Ich habe immer mal wieder Schüler gehabt, die an sich richtig gute Mundstücke hatten, dann aber je nach Tagesform sich abgemühten, einen schönen Klang zu produzieren. Ein flexibles Mundstück fordert halt auch mehr Aktivität.
Für mich persönlich „als Profi“ sind daher die Alto und Tenor Mundstücke weniger interessant, da ich da die volle Range brauche. Auf dem Bari, das ich recht wenig spiele, kommt mir das aber dann wiederum entgegen. Und gerade auf dem Sopran gibt mir das etwas extra Stabilität, die ich sehr zu schätzen weiß. Gerade als Nebeninstrument kann das Sopran etwas tricky sein.
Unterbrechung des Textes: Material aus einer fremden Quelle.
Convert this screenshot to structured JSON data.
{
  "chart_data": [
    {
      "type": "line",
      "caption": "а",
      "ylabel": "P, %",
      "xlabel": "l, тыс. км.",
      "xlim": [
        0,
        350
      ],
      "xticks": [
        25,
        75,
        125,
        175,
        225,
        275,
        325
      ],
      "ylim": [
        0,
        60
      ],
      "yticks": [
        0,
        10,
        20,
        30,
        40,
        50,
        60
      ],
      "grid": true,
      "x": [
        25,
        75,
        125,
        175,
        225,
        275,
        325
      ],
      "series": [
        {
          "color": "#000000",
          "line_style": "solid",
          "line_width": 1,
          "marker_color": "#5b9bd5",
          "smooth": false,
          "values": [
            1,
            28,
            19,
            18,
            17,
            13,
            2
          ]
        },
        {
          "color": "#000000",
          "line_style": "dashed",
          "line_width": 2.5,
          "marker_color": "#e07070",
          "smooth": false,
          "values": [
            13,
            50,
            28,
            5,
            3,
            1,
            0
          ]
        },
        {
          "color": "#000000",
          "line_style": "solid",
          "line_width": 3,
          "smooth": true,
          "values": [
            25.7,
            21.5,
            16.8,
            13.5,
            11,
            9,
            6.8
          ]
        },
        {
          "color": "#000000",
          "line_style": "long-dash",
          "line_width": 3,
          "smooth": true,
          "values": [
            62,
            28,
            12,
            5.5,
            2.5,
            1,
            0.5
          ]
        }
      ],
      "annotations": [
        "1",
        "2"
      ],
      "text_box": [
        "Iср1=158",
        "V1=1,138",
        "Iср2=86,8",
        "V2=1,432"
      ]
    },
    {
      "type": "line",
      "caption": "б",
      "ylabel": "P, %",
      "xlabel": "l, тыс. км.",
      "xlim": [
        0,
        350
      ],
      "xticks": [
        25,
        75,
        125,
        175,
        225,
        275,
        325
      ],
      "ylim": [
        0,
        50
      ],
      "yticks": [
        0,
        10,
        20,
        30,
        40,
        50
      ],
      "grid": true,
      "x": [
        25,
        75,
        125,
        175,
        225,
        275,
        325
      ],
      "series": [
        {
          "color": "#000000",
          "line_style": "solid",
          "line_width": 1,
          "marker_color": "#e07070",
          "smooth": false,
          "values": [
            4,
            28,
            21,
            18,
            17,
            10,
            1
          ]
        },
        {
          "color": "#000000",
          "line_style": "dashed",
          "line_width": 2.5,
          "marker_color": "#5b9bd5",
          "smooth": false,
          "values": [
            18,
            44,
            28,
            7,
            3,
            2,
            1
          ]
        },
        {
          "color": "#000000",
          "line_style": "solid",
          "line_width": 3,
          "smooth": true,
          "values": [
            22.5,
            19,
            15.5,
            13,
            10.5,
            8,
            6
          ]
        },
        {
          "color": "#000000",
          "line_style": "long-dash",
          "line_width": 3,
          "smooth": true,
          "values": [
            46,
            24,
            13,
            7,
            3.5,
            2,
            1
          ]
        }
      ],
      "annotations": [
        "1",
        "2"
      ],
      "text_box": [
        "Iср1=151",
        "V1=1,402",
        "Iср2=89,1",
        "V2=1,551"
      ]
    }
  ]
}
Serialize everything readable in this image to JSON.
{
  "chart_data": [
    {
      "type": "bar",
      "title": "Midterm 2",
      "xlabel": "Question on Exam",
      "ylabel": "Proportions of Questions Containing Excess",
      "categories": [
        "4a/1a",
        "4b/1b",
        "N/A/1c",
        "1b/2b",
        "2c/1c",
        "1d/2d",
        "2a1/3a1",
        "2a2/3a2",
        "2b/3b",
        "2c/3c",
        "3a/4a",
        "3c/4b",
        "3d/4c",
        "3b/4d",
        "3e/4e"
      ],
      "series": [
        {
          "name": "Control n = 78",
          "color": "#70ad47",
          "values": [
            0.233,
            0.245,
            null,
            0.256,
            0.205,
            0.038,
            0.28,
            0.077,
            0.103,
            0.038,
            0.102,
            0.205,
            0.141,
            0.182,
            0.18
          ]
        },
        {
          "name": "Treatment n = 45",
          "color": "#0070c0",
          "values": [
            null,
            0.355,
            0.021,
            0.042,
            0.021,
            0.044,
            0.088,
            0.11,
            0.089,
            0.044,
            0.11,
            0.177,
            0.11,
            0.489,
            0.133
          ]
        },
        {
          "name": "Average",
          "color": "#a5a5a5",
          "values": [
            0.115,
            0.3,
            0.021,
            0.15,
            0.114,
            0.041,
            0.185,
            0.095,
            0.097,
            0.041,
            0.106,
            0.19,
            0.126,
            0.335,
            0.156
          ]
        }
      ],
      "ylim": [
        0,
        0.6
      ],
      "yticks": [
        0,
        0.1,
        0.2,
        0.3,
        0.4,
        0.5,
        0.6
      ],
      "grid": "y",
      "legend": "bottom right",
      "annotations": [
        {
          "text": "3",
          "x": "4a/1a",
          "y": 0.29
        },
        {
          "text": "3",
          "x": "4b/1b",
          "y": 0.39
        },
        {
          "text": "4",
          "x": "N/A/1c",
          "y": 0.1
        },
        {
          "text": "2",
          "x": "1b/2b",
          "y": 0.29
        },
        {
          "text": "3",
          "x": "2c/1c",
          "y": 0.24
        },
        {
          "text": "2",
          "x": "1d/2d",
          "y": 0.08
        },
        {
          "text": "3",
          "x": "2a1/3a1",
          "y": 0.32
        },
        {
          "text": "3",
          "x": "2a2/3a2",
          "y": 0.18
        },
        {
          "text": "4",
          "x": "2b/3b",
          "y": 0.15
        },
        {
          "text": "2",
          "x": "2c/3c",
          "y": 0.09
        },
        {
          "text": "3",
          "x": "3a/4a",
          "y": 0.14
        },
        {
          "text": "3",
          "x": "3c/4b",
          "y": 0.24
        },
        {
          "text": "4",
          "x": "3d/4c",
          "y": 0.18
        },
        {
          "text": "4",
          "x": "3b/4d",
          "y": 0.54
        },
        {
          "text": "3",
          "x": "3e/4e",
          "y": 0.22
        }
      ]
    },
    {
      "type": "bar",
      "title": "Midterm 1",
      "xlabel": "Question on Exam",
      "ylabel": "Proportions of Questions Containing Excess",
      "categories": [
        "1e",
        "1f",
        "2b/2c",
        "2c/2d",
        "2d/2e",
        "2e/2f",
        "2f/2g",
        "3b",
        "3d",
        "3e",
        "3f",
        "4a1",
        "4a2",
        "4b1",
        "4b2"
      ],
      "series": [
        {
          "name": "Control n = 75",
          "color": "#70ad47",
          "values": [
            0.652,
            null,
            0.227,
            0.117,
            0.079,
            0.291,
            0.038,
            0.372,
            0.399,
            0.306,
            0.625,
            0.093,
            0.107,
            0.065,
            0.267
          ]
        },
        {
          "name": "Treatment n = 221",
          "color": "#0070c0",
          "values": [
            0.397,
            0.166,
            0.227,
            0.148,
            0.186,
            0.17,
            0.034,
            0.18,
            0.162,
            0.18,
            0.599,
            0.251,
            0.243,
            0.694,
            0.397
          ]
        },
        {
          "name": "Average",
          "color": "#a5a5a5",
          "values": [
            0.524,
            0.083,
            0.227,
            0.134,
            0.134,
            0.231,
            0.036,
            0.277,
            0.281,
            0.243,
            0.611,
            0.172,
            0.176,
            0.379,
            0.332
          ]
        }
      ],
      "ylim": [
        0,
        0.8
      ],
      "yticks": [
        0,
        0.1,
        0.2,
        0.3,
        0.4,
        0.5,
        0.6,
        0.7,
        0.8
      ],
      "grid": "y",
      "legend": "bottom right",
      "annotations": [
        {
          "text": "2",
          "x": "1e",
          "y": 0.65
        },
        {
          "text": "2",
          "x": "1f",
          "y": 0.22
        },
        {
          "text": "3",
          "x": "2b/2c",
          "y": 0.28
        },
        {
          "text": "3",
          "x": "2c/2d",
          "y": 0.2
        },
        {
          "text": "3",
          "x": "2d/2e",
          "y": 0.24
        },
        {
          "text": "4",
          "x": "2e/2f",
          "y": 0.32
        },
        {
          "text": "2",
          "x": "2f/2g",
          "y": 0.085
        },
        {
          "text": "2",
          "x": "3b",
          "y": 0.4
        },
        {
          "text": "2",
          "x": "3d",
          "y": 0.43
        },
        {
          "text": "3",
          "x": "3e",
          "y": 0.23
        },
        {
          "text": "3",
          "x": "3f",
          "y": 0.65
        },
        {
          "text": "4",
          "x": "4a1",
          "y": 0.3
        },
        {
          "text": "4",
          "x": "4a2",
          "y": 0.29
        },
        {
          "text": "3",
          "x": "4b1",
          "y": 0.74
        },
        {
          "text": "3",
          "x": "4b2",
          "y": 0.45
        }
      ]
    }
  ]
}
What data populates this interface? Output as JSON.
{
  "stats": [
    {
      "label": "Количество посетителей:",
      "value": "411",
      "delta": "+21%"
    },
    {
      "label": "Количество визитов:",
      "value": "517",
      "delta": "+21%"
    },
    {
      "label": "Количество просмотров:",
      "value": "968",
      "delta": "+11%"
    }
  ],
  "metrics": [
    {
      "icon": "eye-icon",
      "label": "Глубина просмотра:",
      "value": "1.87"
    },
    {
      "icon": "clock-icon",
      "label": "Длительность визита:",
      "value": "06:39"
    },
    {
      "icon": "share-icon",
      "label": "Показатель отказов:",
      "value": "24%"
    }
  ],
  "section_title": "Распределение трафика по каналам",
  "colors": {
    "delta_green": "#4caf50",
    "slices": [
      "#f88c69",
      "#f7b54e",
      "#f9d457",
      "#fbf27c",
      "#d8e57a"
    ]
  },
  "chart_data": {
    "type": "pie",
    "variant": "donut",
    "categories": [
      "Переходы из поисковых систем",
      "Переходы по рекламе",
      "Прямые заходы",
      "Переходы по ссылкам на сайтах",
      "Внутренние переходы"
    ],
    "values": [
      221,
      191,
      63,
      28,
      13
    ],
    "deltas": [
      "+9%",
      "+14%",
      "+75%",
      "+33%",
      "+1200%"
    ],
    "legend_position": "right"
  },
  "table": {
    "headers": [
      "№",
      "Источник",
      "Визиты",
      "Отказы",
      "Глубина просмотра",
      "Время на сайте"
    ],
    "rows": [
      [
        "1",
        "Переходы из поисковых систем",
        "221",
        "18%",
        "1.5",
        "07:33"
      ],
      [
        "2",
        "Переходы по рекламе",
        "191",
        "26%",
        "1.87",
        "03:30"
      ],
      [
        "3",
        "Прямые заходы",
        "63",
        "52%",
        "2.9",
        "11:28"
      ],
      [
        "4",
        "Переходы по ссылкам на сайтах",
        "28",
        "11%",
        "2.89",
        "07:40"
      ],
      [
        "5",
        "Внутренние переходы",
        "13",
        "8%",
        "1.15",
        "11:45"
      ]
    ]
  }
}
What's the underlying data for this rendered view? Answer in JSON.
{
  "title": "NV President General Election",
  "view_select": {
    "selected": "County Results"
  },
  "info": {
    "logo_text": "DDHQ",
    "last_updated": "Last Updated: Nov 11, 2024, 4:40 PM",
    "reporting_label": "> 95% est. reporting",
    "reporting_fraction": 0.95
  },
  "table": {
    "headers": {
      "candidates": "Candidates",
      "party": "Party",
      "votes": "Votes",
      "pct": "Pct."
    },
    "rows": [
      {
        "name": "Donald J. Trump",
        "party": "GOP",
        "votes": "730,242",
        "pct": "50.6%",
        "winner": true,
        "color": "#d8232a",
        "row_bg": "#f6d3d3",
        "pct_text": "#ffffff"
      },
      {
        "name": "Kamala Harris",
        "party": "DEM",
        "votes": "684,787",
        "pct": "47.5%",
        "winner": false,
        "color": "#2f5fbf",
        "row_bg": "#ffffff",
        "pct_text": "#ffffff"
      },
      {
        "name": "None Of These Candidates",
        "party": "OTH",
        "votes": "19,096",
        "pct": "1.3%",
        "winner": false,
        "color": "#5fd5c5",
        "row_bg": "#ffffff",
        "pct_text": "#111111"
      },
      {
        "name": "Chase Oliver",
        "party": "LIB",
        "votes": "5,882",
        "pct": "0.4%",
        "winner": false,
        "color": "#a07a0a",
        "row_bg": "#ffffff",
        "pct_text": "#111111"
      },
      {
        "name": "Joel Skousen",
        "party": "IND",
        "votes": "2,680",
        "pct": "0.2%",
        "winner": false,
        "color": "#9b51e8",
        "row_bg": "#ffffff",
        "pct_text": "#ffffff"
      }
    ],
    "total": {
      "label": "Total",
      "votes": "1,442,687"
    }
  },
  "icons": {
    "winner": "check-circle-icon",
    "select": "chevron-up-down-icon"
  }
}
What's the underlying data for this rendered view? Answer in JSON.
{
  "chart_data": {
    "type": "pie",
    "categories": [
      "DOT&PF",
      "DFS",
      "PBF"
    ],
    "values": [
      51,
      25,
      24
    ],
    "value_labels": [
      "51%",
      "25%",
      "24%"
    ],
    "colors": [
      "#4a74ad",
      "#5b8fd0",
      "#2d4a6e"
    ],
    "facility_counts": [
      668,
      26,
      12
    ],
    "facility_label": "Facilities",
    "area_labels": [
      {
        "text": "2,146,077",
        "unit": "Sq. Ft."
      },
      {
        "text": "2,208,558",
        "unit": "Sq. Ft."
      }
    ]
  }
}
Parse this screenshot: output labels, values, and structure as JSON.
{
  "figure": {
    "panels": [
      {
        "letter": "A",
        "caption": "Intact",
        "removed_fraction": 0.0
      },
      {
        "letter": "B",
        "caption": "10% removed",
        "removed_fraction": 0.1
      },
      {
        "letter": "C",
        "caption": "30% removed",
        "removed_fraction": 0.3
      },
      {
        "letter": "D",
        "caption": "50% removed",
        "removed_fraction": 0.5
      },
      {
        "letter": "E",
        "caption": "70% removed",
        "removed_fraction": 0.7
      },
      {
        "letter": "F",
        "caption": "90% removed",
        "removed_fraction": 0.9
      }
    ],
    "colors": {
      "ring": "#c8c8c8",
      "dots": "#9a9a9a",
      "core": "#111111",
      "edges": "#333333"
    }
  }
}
Deshalb ist es wohl das, was ich mir aus der Serie als erstes selbst zulegen würde.
Aus diesen ganzen Gründen sind die Essentials jetzt auch eine der wenigen Blindempfehlungen von mir als Lehrer an meine Schüler. Ich kann mir sicher sein, dass die Qualität stimmt, es stabil klingt und anspricht, der gewünschte Sound raus kommt und das für einen Preis der nicht das Budget bricht. Und ich kann auch den Saxophonläden nur empfehlen, zumindest die Jazz und Concept in ihr Sortiment aufzunehmen.
Inzwischen sind die Mundstücke bei einigen Händlern erhältlich, einfach mal bei eurem Saxophonladen eures Vertrauens nachfragen. Ansonsten kann man beim neuen deutschen Vertrieb Musikatelier Knopp fragen.
Theo Wanne und Knopp sind übrigens beide auch auf der Musikmesse Brawo in Stuttgart diese Woche. Dort könnt ihr dann natürlich selbst testen. Zudem gibt es wohl brandneu auch eine Essentials Metallserie, was dann wahrscheinlich wieder eher für eingefleischte Saxophonisten interessant ist und eine neue Version des NY Bros, auf die ich schon scharf bin, da ich den Vorgänger seit fast 10 Jahren spiele.
Falls ihr vor Ort seid, dann sagt doch mal Hallo.